What do you see as the biggest challenge for clinical research?
Inspiring everyone to care about clinical research is the biggest challenge I see. We could solve all of our business problems and technology issues in the industry, create the most user friendly protocols and still have it take way too long to execute research, simply because not everyone cares enough. The healthcare world is in many ways disincentivized to intersect with drug research goals, which is ironic given that the World Health Organization figures that 73 percent of our increased life expectancy is due to medicines.
But we as humans have common values around new medicine and health, and so for me, I consider us to be tackling not a scientific problem, or a business problem, but a social problem. Think about the variety of initiatives required to change the behavior of folks from thoughtlessly throwing garbage out the car window (I am just old enough to remember how commonplace this was), to where we now promote recycling nearly everywhere, and businesses like Coca Cola market the use of renewable plant based “plastics.” What I am curious to discover is the right mix of disciplines required to inspire everyone to care about research. That’s the biggest challenge.
How do you think we can overcome this challenge? Where are the breakthrough opportunities?

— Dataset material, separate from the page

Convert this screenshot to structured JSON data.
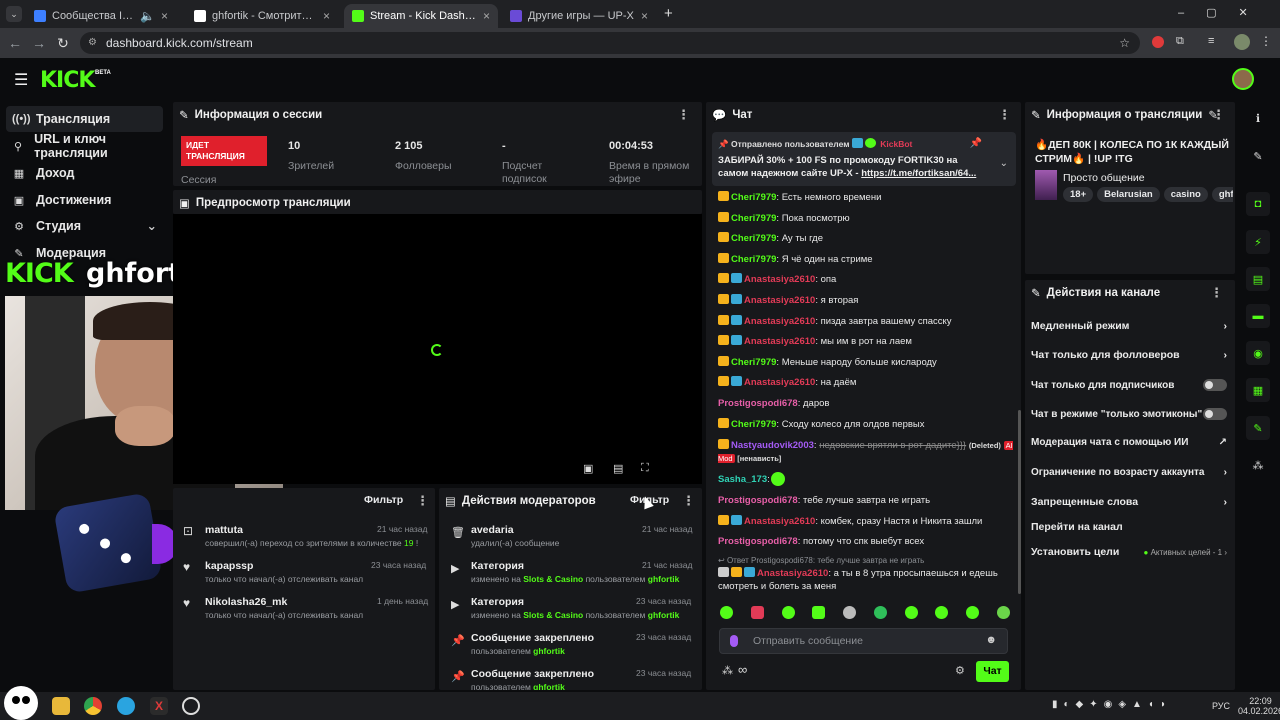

I think the arts have a key role to play. Health is human. It affects families, societies and relationships. And art is a reflection of all of this, the human condition. Technology has a place and it’s transformed art in so many ways. But the printing press, Hulu, ProTools, motion capture, and Spotify are nothing without the content. I think Taylor Swift agrees with me on the last one. People come for the content, the art. Storytelling, crowdsourced art forms, emotional connections and meaningful visualizations that relate to or are inspired by medicine, research, and health can inspire call to action like nothing else. What can we learn from artists like Shelly Xie or Agnes Cecile or Ryan Holladay and how can we apply them to inspire everyone to care about research? Technology is a key component to these examples, but I think you’ll agree it’s the art that makes it worthwhile.
Tell us a little about your role at Lilly Clinical Open Innovation.
Very simply, I see my role as inspiring everyone—EVERYONE—to care about Lilly’s research by bringing forth new ways to connect with all kinds of people. And I aim to do that by respecting the heck out of our research participants, supporting their autonomy, and inviting them into the story of how a new medicine engine works. By feeding ideas to students and start-ups so that they may create value for society and our industry. By working with artists and storytellers to help us humanize research. By convincing technologists to make tools that support our work and also create revenue for them. Finding win-wins everywhere I can. And then setting up the machinery to make sense of all this so that it delivers on our research goals. Some of these ideas are far fetched, some have long incubation times, some will fail. But if you want to light the world on fire, you gotta light many small fires and never stop fanning.